多項適合度検定は,質的変数(または離散化された量的変数)に対応する標本の分布が,期待どおりであるかどうかを検証することを可能にする.この検定は,2とおりより多い結果の可能性がある場合,2項分布 の拡張である多項分布に基づく.

多項適合度検定の定義

k を変数X の可能な値(カテゴリ)の数とする. p1, p2, …, pk を各値に対応する確率(または密度)とする.

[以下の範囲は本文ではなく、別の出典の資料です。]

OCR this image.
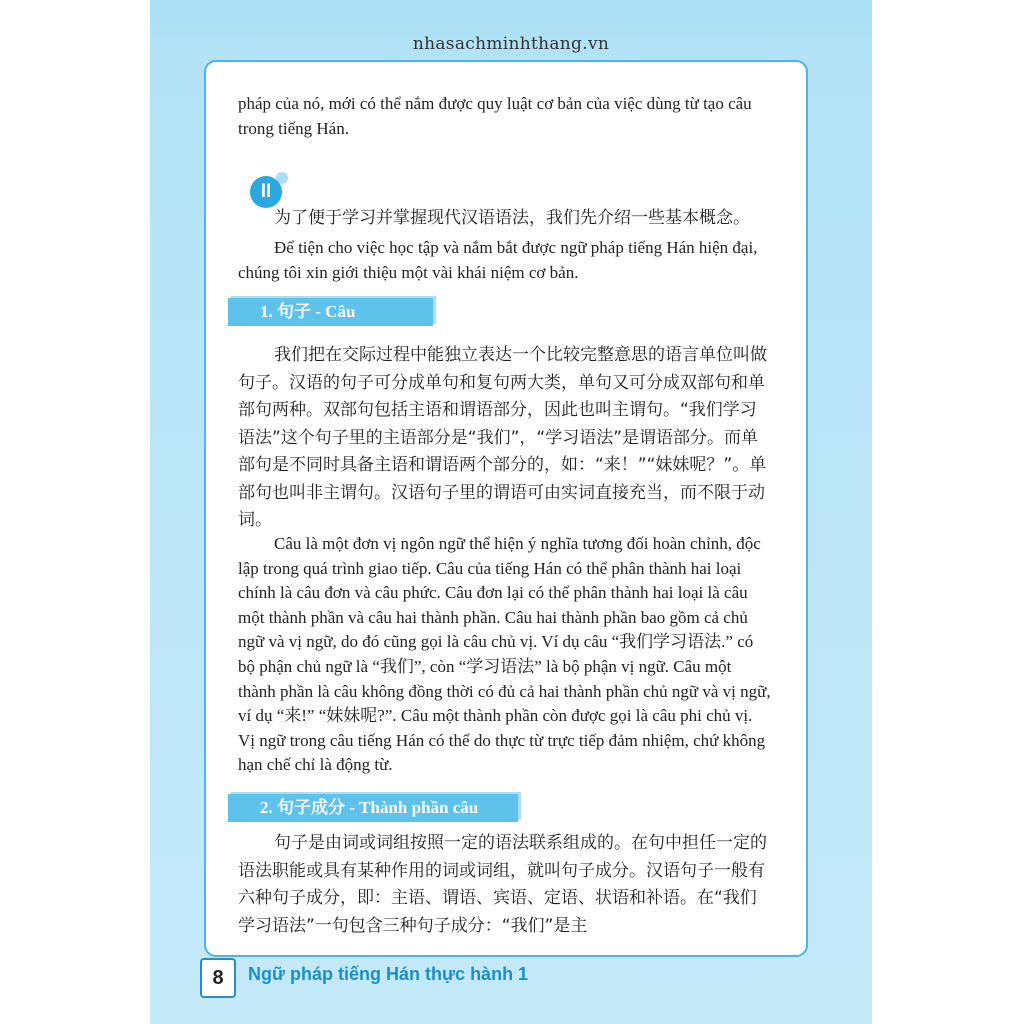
nhasachminhthang.vn

pháp của nó, mới có thể nắm được quy luật cơ bản của việc dùng từ tạo câu trong tiếng Hán.

II

为了便于学习并掌握现代汉语语法，我们先介绍一些基本概念。

Để tiện cho việc học tập và nắm bắt được ngữ pháp tiếng Hán hiện đại, chúng tôi xin giới thiệu một vài khái niệm cơ bản.

1. 句子 - Câu

我们把在交际过程中能独立表达一个比较完整意思的语言单位叫做句子。汉语的句子可分成单句和复句两大类，单句又可分成双部句和单部句两种。双部句包括主语和谓语部分，因此也叫主谓句。“我们学习语法”这个句子里的主语部分是“我们”，“学习语法”是谓语部分。而单部句是不同时具备主语和谓语两个部分的，如：“来！”“妹妹呢？”。单部句也叫非主谓句。汉语句子里的谓语可由实词直接充当，而不限于动词。

Câu là một đơn vị ngôn ngữ thể hiện ý nghĩa tương đối hoàn chỉnh, độc lập trong quá trình giao tiếp. Câu của tiếng Hán có thể phân thành hai loại chính là câu đơn và câu phức. Câu đơn lại có thể phân thành hai loại là câu một thành phần và câu hai thành phần. Câu hai thành phần bao gồm cả chủ ngữ và vị ngữ, do đó cũng gọi là câu chủ vị. Ví dụ câu “我们学习语法.” có bộ phận chủ ngữ là “我们”, còn “学习语法” là bộ phận vị ngữ. Câu một thành phần là câu không đồng thời có đủ cả hai thành phần chủ ngữ và vị ngữ, ví dụ “来!” “妹妹呢?”. Câu một thành phần còn được gọi là câu phi chủ vị. Vị ngữ trong câu tiếng Hán có thể do thực từ trực tiếp đảm nhiệm, chứ không hạn chế chỉ là động từ.

2. 句子成分 - Thành phần câu

句子是由词或词组按照一定的语法联系组成的。在句中担任一定的语法职能或具有某种作用的词或词组，就叫句子成分。汉语句子一般有六种句子成分，即：主语、谓语、宾语、定语、状语和补语。在“我们学习语法”一句包含三种句子成分：“我们”是主

8	Ngữ pháp tiếng Hán thực hành 1
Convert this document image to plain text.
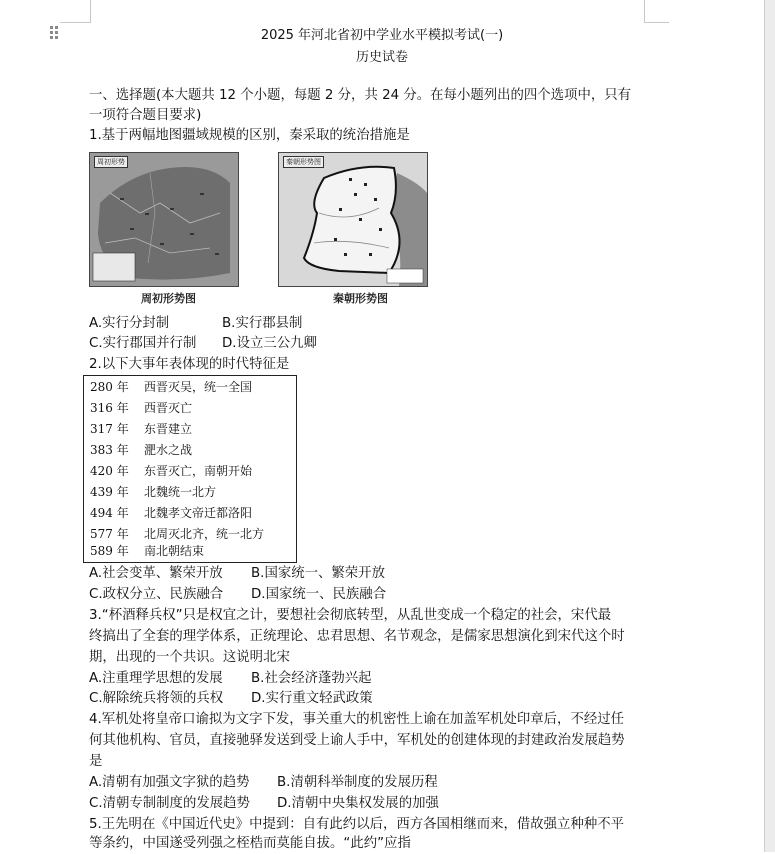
2025 年河北省初中学业水平模拟考试(一)
历史试卷
一、选择题(本大题共 12 个小题，每题 2 分，共 24 分。在每小题列出的四个选项中，只有
一项符合题目要求)
1.基于两幅地图疆域规模的区别，秦采取的统治措施是
周初形势	秦朝形势图
周初形势图	秦朝形势图
A.实行分封制	B.实行郡县制
C.实行郡国并行制 D.设立三公九卿
2.以下大事年表体现的时代特征是
280 年 西晋灭吴，统一全国
316 年 西晋灭亡
317 年 东晋建立
383 年 淝水之战
420 年 东晋灭亡，南朝开始
439 年 北魏统一北方
494 年 北魏孝文帝迁都洛阳
577 年 北周灭北齐，统一北方
589 年 南北朝结束
A.社会变革、繁荣开放 B.国家统一、繁荣开放
C.政权分立、民族融合 D.国家统一、民族融合
3.“杯酒释兵权”只是权宜之计，要想社会彻底转型，从乱世变成一个稳定的社会，宋代最
终搞出了全套的理学体系，正统理论、忠君思想、名节观念，是儒家思想演化到宋代这个时
期，出现的一个共识。这说明北宋
A.注重理学思想的发展 B.社会经济蓬勃兴起
C.解除统兵将领的兵权 D.实行重文轻武政策
4.军机处将皇帝口谕拟为文字下发，事关重大的机密性上谕在加盖军机处印章后，不经过任
何其他机构、官员，直接驰驿发送到受上谕人手中，军机处的创建体现的封建政治发展趋势
是
A.清朝有加强文字狱的趋势 B.清朝科举制度的发展历程
C.清朝专制制度的发展趋势 D.清朝中央集权发展的加强
5.王先明在《中国近代史》中提到：自有此约以后，西方各国相继而来，借故强立种种不平
等条约，中国遂受列强之桎梏而莫能自拔。“此约”应指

n1, n2, n3, …, nk を標本での各値の度数とする.

  • .検定の帰無仮説は:H0: 標本中の値の分布が期待と一致し,それは標本の分布が Xの分布と異ならないことを意味する.
  • Ha検定の対立仮説は:Ha: 標本中の値の分布が期待と一致せず,それは標本の分布がXの分布と異なることを意味する.

多項適合度検定の手法と統計量

:この検定については,複数の手法と統計量が提案されてきた.XLSTAT は以下の選択を提供する.

カイ2乗検定

我々は下記の統計量を計算する:

χ² = ∑(i=1…k) [(ni - Npi)2 / Npi]

 この統計量は,漸近的にk-1 の自由度を持つカイ2乗分布に従う.

モンテ・カルロ検定

この検定のバージョンは,多項分布に基づく正確な手法の重たい計算となり,小さい標本にで品質が劣るかもしれないカイ2乗分布による近似を避ける.この検定は, 期待される特性を持つ分布でのN個のオブザベーションの無作為再標本化からなる.各再標本化で,我々は, c² 統計量を計算して,そして,再標本化のプロセスが完了すると,標本で観察さえる値が,何回,我々が推定するp-値を超えるかを評価する.